Status of Efforts to Curb Motor Fuel Tax Evasion
GGD-92-67: Published: May 12, 1992. Publicly Released: Jun 11, 1992.
- Full Report:
Pursuant to a congressional request, GAO reviewed federal motor fuel excise tax compliance and administration, focusing on: (1) the lack of information to determine the petroleum industry's motor fuel excise tax compliance; (2) the effect of recent legislation on compliance; (3) the effectiveness of Internal Revenue Service (IRS) programs in promoting compliance; and (4) state initiatives that could be adapted to bolster federal motor fuel excise tax collections.
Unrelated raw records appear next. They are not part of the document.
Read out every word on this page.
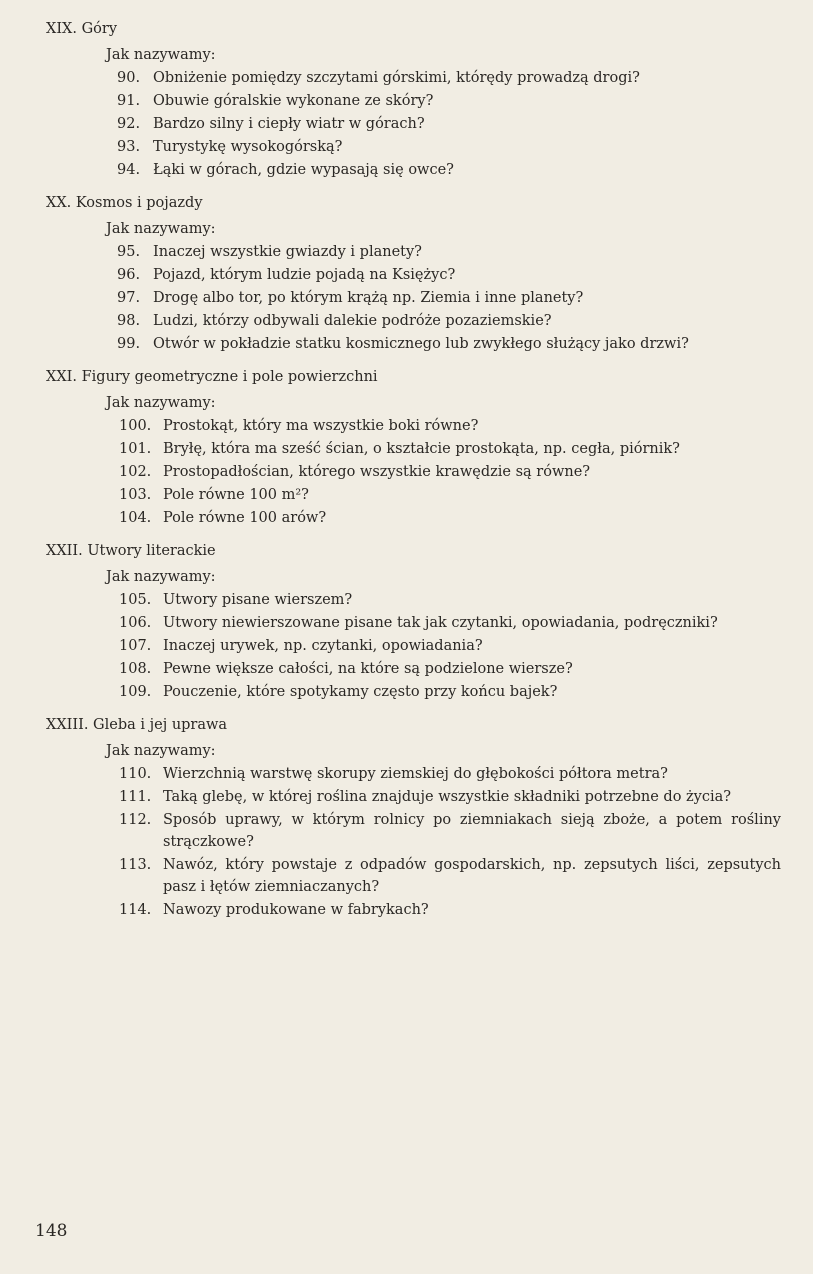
XIX. Góry

Jak nazywamy:

90. Obniżenie pomiędzy szczytami górskimi, którędy prowadzą drogi?
91. Obuwie góralskie wykonane ze skóry?
92. Bardzo silny i ciepły wiatr w górach?
93. Turystykę wysokogórską?
94. Łąki w górach, gdzie wypasają się owce?

XX. Kosmos i pojazdy

Jak nazywamy:

95. Inaczej wszystkie gwiazdy i planety?
96. Pojazd, którym ludzie pojadą na Księżyc?
97. Drogę albo tor, po którym krążą np. Ziemia i inne planety?
98. Ludzi, którzy odbywali dalekie podróże pozaziemskie?
99. Otwór w pokładzie statku kosmicznego lub zwykłego służący jako drzwi?

XXI. Figury geometryczne i pole powierzchni

Jak nazywamy:

100. Prostokąt, który ma wszystkie boki równe?
101. Bryłę, która ma sześć ścian, o kształcie prostokąta, np. cegła, piórnik?
102. Prostopadłościan, którego wszystkie krawędzie są równe?
103. Pole równe 100 m²?
104. Pole równe 100 arów?

XXII. Utwory literackie

Jak nazywamy:

105. Utwory pisane wierszem?
106. Utwory niewierszowane pisane tak jak czytanki, opowiadania, podręczniki?
107. Inaczej urywek, np. czytanki, opowiadania?
108. Pewne większe całości, na które są podzielone wiersze?
109. Pouczenie, które spotykamy często przy końcu bajek?

XXIII. Gleba i jej uprawa

Jak nazywamy:

110. Wierzchnią warstwę skorupy ziemskiej do głębokości półtora metra?
111. Taką glebę, w której roślina znajduje wszystkie składniki potrzebne do życia?
112. Sposób uprawy, w którym rolnicy po ziemniakach sieją zboże, a potem rośliny strączkowe?
113. Nawóz, który powstaje z odpadów gospodarskich, np. zepsutych liści, zepsutych pasz i łętów ziemniaczanych?
114. Nawozy produkowane w fabrykach?
148
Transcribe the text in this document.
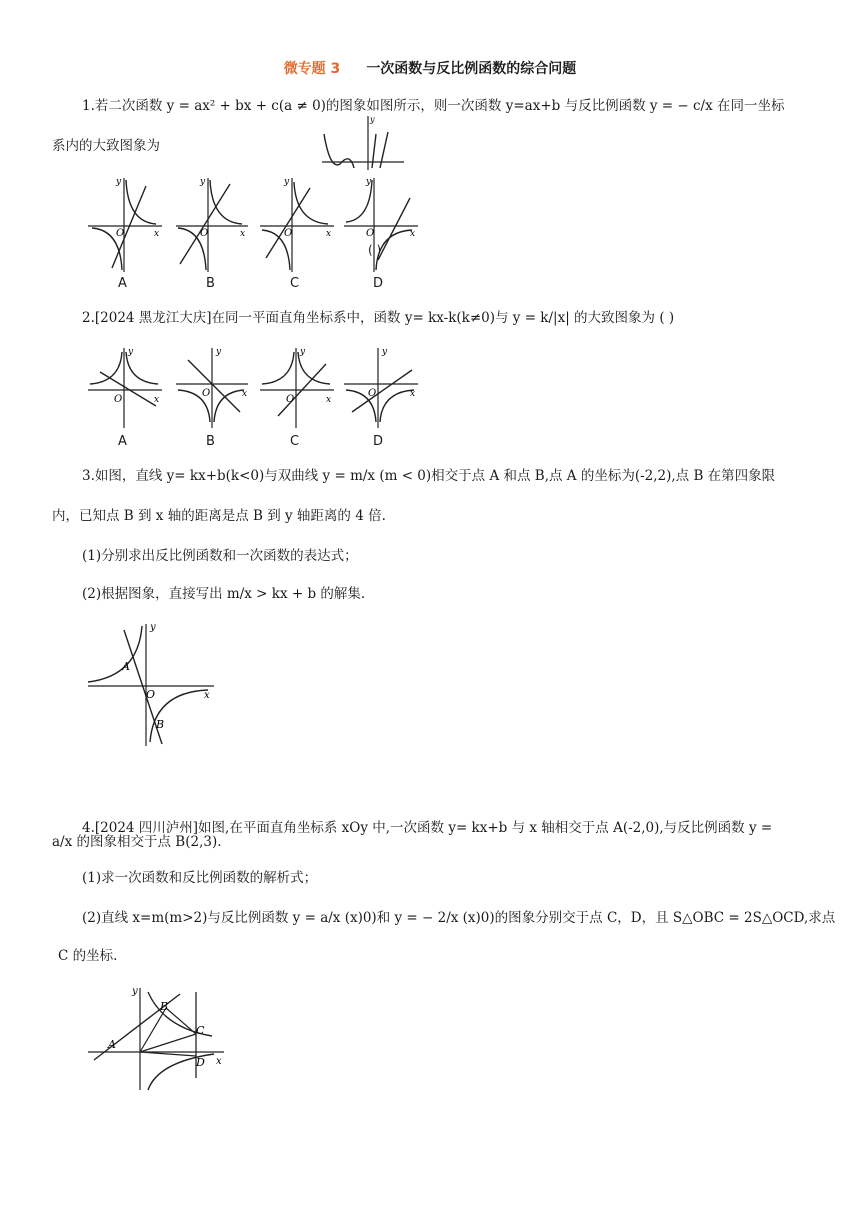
微专题 3 一次函数与反比例函数的综合问题
1.若二次函数 y = ax² + bx + c(a ≠ 0)的图象如图所示，则一次函数 y=ax+b 与反比例函数 y = − c/x 在同一坐标
系内的大致图象为
y
O	x
y
O	x
y
O	x
y
O	x
y
( )
A	B	C	D
2.[2024 黑龙江大庆]在同一平面直角坐标系中，函数 y= kx-k(k≠0)与 y = k/|x| 的大致图象为 ( )
O	x
y
O	x
y
O	x
y
O	x
y
A	B	C	D
3.如图，直线 y= kx+b(k<0)与双曲线 y = m/x (m < 0)相交于点 A 和点 B,点 A 的坐标为(-2,2),点 B 在第四象限
内，已知点 B 到 x 轴的距离是点 B 到 y 轴距离的 4 倍.
(1)分别求出反比例函数和一次函数的表达式；
(2)根据图象，直接写出 m/x > kx + b 的解集.
A
B
O	x
y
4.[2024 四川泸州]如图,在平面直角坐标系 xOy 中,一次函数 y= kx+b 与 x 轴相交于点 A(-2,0),与反比例函数 y =
a/x 的图象相交于点 B(2,3).
(1)求一次函数和反比例函数的解析式；
(2)直线 x=m(m>2)与反比例函数 y = a/x (x)0)和 y = − 2/x (x)0)的图象分别交于点 C，D，且 S△OBC = 2S△OCD,求点
C 的坐标.
A
B
C
D x
y
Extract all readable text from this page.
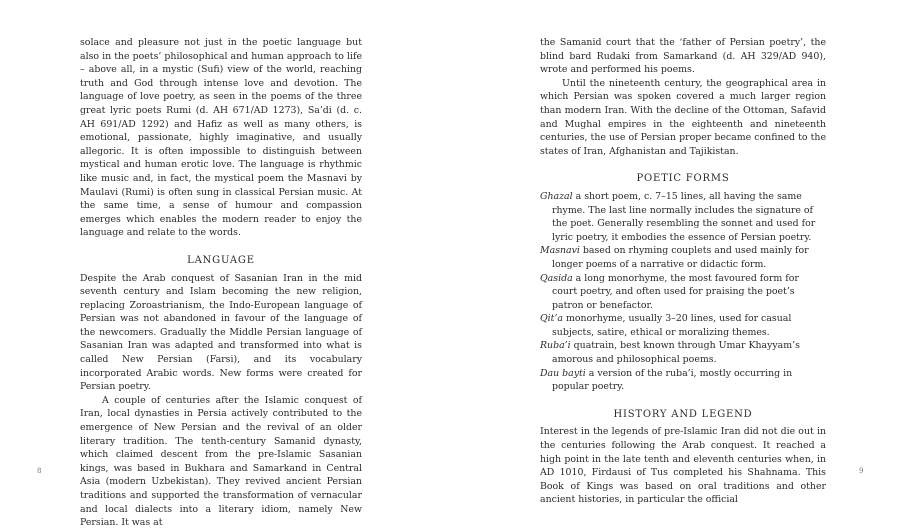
solace and pleasure not just in the poetic language but also in the poets’ philosophical and human approach to life – above all, in a mystic (Sufi) view of the world, reaching truth and God through intense love and devotion. The language of love poetry, as seen in the poems of the three great lyric poets Rumi (d. AH 671/AD 1273), Sa’di (d. c. AH 691/AD 1292) and Hafiz as well as many others, is emotional, passionate, highly imaginative, and usually allegoric. It is often impossible to distinguish between mystical and human erotic love. The language is rhythmic like music and, in fact, the mystical poem the Masnavi by Maulavi (Rumi) is often sung in classical Persian music. At the same time, a sense of humour and compassion emerges which enables the modern reader to enjoy the language and relate to the words.

LANGUAGE

Despite the Arab conquest of Sasanian Iran in the mid seventh century and Islam becoming the new religion, replacing Zoroastrianism, the Indo-European language of Persian was not abandoned in favour of the language of the newcomers. Gradually the Middle Persian language of Sasanian Iran was adapted and transformed into what is called New Persian (Farsi), and its vocabulary incorporated Arabic words. New forms were created for Persian poetry.

A couple of centuries after the Islamic conquest of Iran, local dynasties in Persia actively contributed to the emergence of New Persian and the revival of an older literary tradition. The tenth-century Samanid dynasty, which claimed descent from the pre-Islamic Sasanian kings, was based in Bukhara and Samarkand in Central Asia (modern Uzbekistan). They revived ancient Persian traditions and supported the transformation of vernacular and local dialects into a literary idiom, namely New Persian. It was at

the Samanid court that the ‘father of Persian poetry’, the blind bard Rudaki from Samarkand (d. AH 329/AD 940), wrote and performed his poems.

Until the nineteenth century, the geographical area in which Persian was spoken covered a much larger region than modern Iran. With the decline of the Ottoman, Safavid and Mughal empires in the eighteenth and nineteenth centuries, the use of Persian proper became confined to the states of Iran, Afghanistan and Tajikistan.

POETIC FORMS

Ghazal a short poem, c. 7–15 lines, all having the same rhyme. The last line normally includes the signature of the poet. Generally resembling the sonnet and used for lyric poetry, it embodies the essence of Persian poetry.

Masnavi based on rhyming couplets and used mainly for longer poems of a narrative or didactic form.

Qasida a long monorhyme, the most favoured form for court poetry, and often used for praising the poet’s patron or benefactor.

Qit’a monorhyme, usually 3–20 lines, used for casual subjects, satire, ethical or moralizing themes.

Ruba’i quatrain, best known through Umar Khayyam’s amorous and philosophical poems.

Dau bayti a version of the ruba’i, mostly occurring in popular poetry.

HISTORY AND LEGEND

Interest in the legends of pre-Islamic Iran did not die out in the centuries following the Arab conquest. It reached a high point in the late tenth and eleventh centuries when, in AD 1010, Firdausi of Tus completed his Shahnama. This Book of Kings was based on oral traditions and other ancient histories, in particular the official

8	9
GAO found that: (1) no reliable statistics are available to estimate the level of fuel tax evasion; (2) IRS has recognized this problem and is investigating alternative methods for estimating motor fuel excise tax evasion; (3) government and private officials agree that legislative changes have reduced some forms of motor fuel excise tax evasion, but disagreements exist about the extent of the reductions; (4) the Department of Justice believes that as much as $1 billion in motor fuel excise taxes may be evaded annually; (5) the effectiveness of IRS compliance programs cannot be assessed because of the lack of data on the level of evasion; (6) IRS does not have national programs in place that address tax evasion schemes, but several initiatives are under way; (7) IRS is working with the Federal Highway Administration and selected states to determine whether joint enforcement efforts can improve compliance; (8) IRS is developing a database that will include information on all firms authorized to deal in tax-free motor fuels; (9) the applicability of states' compliance initiatives to federal motor fuel excise tax enforcement is difficult to gauge because of differences between state and federal taxes and collection systems; and (10) moving the gasoline excise tax collection point to the refinery may improve the efficiency of tax administration and increase controls over evasion at the federal level, but questions remain regarding competitive consequences and overall cost-effectiveness.
Matter for Congressional Consideration
Status: Closed - Implemented
Comments: The Federal Highway Administration has reported ranges of estimated gasoline and diesel fuel tax evasion to the House Committee on Public Works and Transportation. These estimates reflected officials' professional judgments concerning probable levels of evasion. Officials' best estimate of gasoline tax evasion levels considerably exceeds the estimated costs industry would bear if the point of taxation were moved to the refinery level. Although Congress moved the point of collection for the diesel fuel excise tax in the Omnibus Budget Reconciliation Act of 1993, the collection point for gasoline was not changed and was not part of the tax-related debate.
Matter: Congress should intensively explore the level of tax evasion with the agencies and the industry; if it is sufficiently high, the point of collection should be changed.